HR, 12-09-2017, nr. 14/06197 P
ECLI:NL:HR:2017:2326
- Instantie
Hoge Raad
- Datum
12-09-2017
- Zaaknummer
14/06197 P
- Vakgebied(en)
Strafrecht algemeen (V)
Materieel strafrecht (V)
Strafprocesrecht (V)
- Brondocumenten en formele relaties
ECLI:NL:HR:2017:2326, Uitspraak, Hoge Raad (Strafkamer), 12‑09‑2017; (Cassatie)
Conclusie: ECLI:NL:PHR:2017:909, Gevolgd
ECLI:NL:PHR:2017:909, Conclusie, Hoge Raad (Advocaat-Generaal), 27‑06‑2017
Arrest Hoge Raad: ECLI:NL:HR:2017:2326, Gevolgd
- Vindplaatsen
Uitspraak 12‑09‑2017
Inhoudsindicatie
Profijtontneming.
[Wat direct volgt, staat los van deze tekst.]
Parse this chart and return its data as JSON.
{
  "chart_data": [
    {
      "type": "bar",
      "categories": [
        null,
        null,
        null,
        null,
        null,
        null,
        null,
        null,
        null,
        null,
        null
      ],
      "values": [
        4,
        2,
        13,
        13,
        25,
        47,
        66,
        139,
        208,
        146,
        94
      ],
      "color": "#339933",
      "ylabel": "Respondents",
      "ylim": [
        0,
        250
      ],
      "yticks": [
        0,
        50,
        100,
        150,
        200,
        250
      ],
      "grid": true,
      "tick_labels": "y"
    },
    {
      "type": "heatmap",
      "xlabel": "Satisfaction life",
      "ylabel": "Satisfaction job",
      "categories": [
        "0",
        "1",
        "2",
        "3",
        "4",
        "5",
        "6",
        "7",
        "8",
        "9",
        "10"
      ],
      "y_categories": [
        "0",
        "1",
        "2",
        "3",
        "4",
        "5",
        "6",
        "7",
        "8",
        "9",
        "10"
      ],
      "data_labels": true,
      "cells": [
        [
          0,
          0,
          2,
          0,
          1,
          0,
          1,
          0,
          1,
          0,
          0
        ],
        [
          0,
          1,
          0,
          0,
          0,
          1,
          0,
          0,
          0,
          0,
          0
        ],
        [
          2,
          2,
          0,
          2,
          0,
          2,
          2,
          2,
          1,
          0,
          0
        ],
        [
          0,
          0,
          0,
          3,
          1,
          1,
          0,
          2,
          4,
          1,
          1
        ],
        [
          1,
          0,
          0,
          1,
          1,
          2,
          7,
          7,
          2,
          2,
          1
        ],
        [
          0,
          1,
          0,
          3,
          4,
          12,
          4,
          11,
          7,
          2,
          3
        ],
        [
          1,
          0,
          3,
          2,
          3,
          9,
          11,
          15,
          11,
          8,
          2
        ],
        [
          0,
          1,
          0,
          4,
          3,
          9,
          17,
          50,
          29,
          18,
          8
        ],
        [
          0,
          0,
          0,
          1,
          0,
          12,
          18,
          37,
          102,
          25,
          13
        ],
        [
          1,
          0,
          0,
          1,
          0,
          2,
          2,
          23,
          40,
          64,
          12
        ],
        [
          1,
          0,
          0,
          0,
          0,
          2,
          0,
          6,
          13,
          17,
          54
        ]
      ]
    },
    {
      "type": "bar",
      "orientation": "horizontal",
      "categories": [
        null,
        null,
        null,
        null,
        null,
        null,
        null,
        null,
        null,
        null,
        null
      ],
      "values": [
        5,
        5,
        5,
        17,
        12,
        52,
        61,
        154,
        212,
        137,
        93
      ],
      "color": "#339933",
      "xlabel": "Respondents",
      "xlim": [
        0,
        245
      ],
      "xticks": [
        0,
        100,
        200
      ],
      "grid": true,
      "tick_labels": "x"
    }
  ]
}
Middelen over schending van beginselen van goede procesorde, overschrijding redelijke termijn in feitelijke aanleg en “presumption of guilt”. HR: art. 81.1 RO. Samenhang met 14/06202 E en 14/06199 E.
Partij(en)
12 september 2017
Strafkamer
nr. S 14/06197 P
AJ/CB
Hoge Raad der Nederlanden
Arrest
op het beroep in cassatie tegen een uitspraak van het Gerechtshof 's-Hertogenbosch van 24 november 2014, nummer 20/001213-12, op een vordering tot ontneming van wederrechtelijk verkregen voordeel ten laste van:
[verdachte 1] , gevestigd te [plaats] .
1. Geding in cassatie
Het beroep is ingesteld door de betrokkene. Namens deze heeft J.L. Baar, advocaat te 's-Gravenhage, bij schriftuur middelen van cassatie voorgesteld. De schriftuur is aan dit arrest gehecht en maakt daarvan deel uit.
De Advocaat-Generaal A.J. Machielse heeft geconcludeerd dat de Hoge Raad zal vaststellen dat de redelijke termijn in de cassatiefase is overschreden en tot verwerping van het beroep voor het overige.
2 Beoordeling van het vierde middel
2.1.
Het middel klaagt dat de redelijke termijn als bedoeld in art. 6, eerste lid, EVRM in de cassatiefase is overschreden omdat de stukken te laat door het Hof zijn ingezonden.
2.2.
Het middel is gegrond. Voorts doet de Hoge Raad uitspraak nadat meer dan twee jaren zijn verstreken na het instellen van het cassatieberoep. Een en ander brengt mee dat de redelijke termijn als bedoeld in art. 6, eerste lid, EVRM is overschreden. Tot cassatie behoeft dit echter niet te leiden. Ook in de met deze ontnemingszaak samenhangende strafzaak, welke in cassatie aanhangig is onder nr. 14/06202 E, is de redelijke termijn in de cassatiefase overschreden. De compensatie tot welke de overschrijding van de redelijke termijn moet leiden, zal worden toegepast in de hoofdzaak.
2.3.
Gelet hierop is er geen aanleiding om in de onderhavige zaak aan het oordeel dat de redelijke termijn is overschreden enig rechtsgevolg te verbinden en zal de Hoge Raad met dat oordeel volstaan.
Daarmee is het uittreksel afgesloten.